Misschien wel door familieleden die u verachten (‘Ach, neem het toch niet zo zwaar’). Misschien wel door gemeenteleden die u verachten: ‘joh, waarom zing je nu nooit eens van harte: ik ben een kind van God, ik ben zo blij, zo blij want Jezus houdt van mij?’ ‘Nee, dat lukt niet’, zegt u, ‘want mijn hart…’.
Verdrukt, vermaald, verbrijzeld door wat ik doe, door wat ik denk, door wat ik voel, ten diepste door wie ik ben tegenover God. Het besef van wie ik ben tegenover God dat vermaalt me, dat verpulvert me, dat drukt me plat, dat verplettert me. Dat is het eerste kenmerk.
En het tweede kenmerk, vers 10, is dat Gods kinderen tijden van benauwdheid kennen.
Misschien zit u daar middenin.

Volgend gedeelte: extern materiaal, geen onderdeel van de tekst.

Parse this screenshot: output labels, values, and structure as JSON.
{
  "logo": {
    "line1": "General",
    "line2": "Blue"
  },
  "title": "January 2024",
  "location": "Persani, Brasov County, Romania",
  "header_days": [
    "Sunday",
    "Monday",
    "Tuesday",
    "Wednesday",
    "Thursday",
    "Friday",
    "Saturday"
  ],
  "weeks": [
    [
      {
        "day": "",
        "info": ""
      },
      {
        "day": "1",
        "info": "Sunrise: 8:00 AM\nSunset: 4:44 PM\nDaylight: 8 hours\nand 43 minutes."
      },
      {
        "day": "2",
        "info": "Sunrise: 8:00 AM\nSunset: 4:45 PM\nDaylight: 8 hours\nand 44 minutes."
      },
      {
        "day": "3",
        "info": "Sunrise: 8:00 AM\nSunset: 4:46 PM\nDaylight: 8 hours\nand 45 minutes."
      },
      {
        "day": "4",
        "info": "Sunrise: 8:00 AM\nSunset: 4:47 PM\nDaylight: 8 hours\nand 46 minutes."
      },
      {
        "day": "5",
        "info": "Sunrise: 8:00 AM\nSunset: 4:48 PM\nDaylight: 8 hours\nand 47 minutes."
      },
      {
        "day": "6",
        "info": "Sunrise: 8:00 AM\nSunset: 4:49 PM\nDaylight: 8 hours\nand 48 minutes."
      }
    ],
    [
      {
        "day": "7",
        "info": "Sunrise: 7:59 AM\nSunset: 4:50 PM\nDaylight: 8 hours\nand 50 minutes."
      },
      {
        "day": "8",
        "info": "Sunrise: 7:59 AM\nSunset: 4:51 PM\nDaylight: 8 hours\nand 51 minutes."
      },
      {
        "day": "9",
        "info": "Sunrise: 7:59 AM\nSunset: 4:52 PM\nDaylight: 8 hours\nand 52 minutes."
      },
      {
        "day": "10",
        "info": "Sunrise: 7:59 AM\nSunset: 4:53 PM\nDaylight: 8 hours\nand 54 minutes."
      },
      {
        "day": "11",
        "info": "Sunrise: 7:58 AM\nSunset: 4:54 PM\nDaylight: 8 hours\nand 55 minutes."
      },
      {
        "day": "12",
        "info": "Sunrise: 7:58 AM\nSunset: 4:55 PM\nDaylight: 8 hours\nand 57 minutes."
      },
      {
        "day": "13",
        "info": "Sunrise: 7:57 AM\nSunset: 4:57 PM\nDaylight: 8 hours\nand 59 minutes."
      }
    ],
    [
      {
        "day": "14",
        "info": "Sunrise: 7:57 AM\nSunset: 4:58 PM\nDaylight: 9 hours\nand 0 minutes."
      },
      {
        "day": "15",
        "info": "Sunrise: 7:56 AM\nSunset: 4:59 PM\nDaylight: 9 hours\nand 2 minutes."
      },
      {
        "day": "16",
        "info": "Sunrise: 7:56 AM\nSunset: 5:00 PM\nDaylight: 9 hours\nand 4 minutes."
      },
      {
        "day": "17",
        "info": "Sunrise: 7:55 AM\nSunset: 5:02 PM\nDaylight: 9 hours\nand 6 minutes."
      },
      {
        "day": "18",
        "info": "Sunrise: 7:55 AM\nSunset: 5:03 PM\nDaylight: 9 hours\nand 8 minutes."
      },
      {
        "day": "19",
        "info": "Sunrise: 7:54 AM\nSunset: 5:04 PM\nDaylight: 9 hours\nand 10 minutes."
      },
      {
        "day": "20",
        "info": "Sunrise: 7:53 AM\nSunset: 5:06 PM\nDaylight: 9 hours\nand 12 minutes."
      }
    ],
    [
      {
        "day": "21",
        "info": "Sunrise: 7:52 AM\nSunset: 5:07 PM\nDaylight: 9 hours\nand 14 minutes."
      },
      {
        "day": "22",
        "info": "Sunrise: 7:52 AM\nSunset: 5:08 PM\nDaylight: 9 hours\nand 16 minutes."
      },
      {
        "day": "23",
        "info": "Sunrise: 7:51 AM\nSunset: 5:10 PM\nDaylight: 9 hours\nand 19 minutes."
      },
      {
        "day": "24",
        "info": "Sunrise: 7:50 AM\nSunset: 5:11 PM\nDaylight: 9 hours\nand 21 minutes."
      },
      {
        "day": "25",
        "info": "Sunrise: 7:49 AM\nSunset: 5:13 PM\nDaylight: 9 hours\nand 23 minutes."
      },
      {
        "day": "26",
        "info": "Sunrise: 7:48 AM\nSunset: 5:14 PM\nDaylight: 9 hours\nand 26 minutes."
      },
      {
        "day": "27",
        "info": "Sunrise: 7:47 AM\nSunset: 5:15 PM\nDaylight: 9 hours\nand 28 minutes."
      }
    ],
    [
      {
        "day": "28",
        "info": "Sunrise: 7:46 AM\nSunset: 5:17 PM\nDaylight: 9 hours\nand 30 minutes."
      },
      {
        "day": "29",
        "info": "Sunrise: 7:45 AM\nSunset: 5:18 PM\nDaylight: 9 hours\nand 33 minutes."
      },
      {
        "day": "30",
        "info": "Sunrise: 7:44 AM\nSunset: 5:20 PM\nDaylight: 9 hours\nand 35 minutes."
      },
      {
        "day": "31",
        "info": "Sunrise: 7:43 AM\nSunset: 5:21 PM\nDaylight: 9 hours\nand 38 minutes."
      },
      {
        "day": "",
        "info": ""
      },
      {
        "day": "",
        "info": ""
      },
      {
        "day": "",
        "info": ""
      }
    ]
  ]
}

Dat kan ook bij jullie zijn, jongens en meisjes.
Benauwdheid. Benauwde vragen in je hart: ‘Zou het wel waar zijn? Ben ik een kind van God of is het allemaal bedrog? Is het allemaal maar fantasie, zit ik het allemaal te dromen? Moet je kijken wat ik doe, hoe mijn leven eruitziet, wie ik ben voor God…!’
De psalmdichter van 118 zegt: Ik werd benauwd (platgedrukt) van alle zijden, maar ik riep de Naam des Heeren aan.

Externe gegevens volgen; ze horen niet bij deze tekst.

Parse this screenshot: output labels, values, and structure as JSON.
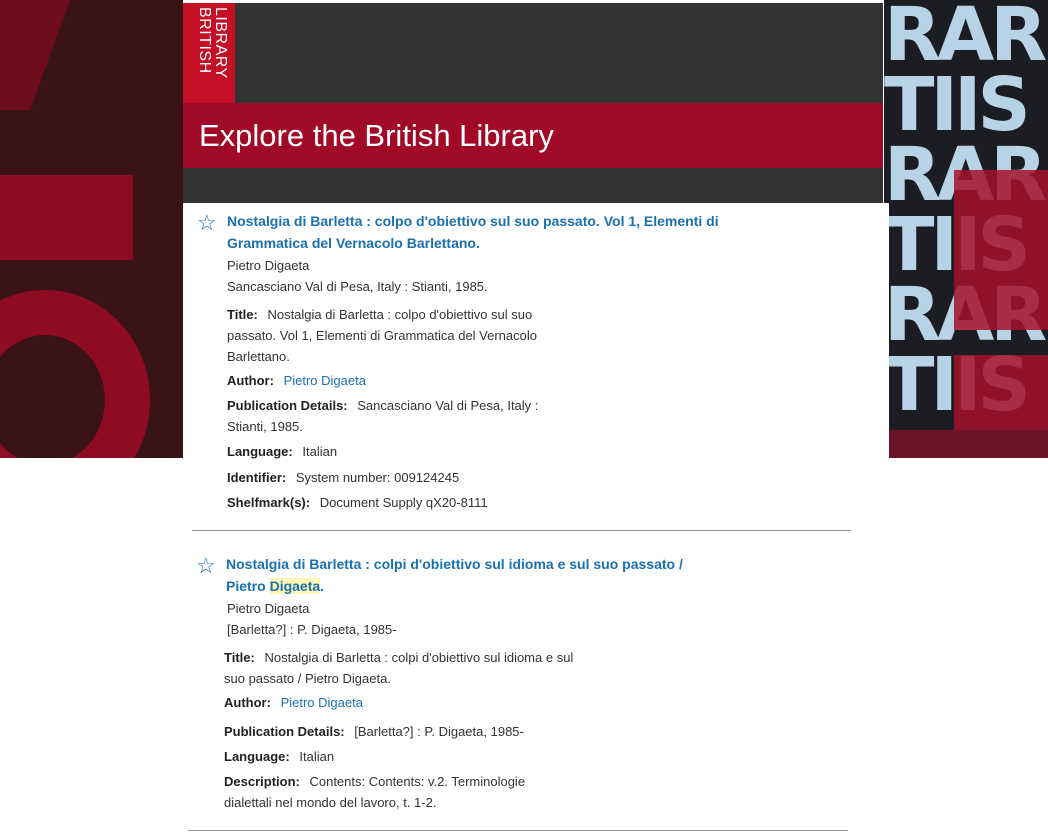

Trouwens, het is de Geest van God Zelf die mensen soms in benauwdheid, in het nauw brengt. Denk maar aan Manasse. De goddeloze koning Manasse zit in de gevangenis in Babel en dan staat er in de Bijbel: De Geest des Heeren (God) benauwde hem (bracht hem in het nauw).

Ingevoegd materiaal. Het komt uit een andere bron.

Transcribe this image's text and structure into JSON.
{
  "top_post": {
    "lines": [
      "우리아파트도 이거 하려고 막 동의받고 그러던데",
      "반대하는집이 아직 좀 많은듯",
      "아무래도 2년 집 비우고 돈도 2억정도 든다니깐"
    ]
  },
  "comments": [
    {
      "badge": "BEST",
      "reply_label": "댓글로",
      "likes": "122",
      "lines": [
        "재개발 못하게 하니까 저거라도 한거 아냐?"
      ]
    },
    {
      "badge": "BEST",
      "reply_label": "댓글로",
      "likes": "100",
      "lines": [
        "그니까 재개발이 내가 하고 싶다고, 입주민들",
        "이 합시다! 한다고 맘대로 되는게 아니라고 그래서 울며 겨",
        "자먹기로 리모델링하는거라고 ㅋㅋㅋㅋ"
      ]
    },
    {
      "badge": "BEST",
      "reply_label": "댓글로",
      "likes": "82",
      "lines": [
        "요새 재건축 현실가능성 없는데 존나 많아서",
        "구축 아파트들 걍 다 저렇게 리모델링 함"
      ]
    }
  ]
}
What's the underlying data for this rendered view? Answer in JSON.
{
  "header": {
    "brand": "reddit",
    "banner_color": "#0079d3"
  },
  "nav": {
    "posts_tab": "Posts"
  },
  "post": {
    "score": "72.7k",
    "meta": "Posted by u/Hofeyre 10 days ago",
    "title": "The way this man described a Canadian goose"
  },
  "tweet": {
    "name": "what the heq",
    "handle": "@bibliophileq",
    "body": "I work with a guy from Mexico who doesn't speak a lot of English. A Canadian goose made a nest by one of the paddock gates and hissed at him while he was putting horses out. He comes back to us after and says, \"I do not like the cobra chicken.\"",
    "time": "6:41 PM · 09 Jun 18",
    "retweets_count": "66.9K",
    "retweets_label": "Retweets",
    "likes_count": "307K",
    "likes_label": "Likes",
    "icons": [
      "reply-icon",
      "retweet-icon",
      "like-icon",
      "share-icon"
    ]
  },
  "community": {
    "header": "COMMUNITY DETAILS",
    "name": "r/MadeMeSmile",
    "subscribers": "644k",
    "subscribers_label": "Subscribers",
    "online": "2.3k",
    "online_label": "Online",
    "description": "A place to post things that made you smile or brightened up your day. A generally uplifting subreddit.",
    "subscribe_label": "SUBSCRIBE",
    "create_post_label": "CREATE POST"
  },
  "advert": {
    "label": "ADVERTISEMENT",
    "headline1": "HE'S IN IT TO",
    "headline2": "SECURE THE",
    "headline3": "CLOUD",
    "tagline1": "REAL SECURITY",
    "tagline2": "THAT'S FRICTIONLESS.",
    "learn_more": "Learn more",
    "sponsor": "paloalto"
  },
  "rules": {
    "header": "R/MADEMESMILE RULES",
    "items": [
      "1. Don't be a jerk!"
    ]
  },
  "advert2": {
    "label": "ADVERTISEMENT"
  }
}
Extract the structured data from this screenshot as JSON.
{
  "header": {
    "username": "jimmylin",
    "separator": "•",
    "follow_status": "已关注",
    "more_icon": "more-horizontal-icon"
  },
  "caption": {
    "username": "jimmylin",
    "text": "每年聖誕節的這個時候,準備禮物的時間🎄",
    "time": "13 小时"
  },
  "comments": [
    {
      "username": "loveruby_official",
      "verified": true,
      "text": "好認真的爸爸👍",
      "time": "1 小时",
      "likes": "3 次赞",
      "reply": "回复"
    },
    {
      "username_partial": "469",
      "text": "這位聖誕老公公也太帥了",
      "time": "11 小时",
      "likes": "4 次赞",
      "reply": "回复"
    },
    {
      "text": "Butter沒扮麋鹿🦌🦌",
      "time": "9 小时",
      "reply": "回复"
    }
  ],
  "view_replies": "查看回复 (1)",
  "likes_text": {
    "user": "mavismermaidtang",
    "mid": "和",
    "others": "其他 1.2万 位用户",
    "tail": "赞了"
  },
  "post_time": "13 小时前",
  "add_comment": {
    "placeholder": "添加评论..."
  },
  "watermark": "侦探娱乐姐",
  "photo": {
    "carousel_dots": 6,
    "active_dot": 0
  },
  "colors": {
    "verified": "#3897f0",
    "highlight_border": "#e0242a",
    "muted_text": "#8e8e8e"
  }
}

‘Waarom zou de Heere mensen in het nauw gaan brengen, plat gaan duwen?’ vraag je. Doet Hij dat om het leven van mensen zuur te maken, zoals de vijanden dat doen?
Nee, helemaal niet.
Trouwens even tussendoor, jongens en meisjes, wat doe je als je in het nauw wordt gebracht? Je kent het spreekwoord toch: een kat in het nauw maakt… (hoe is het ook al weer?)… rare sprongen. Als iemand je pakt, je tegen de muur zet, je klem drukt tegen de muur…, je kan geen kant op…, wat doe je dan?
Dan ga je roepen, dan ruk je jezelf los je en dan vlucht je weg zo hard je kan. Even goed onthouden.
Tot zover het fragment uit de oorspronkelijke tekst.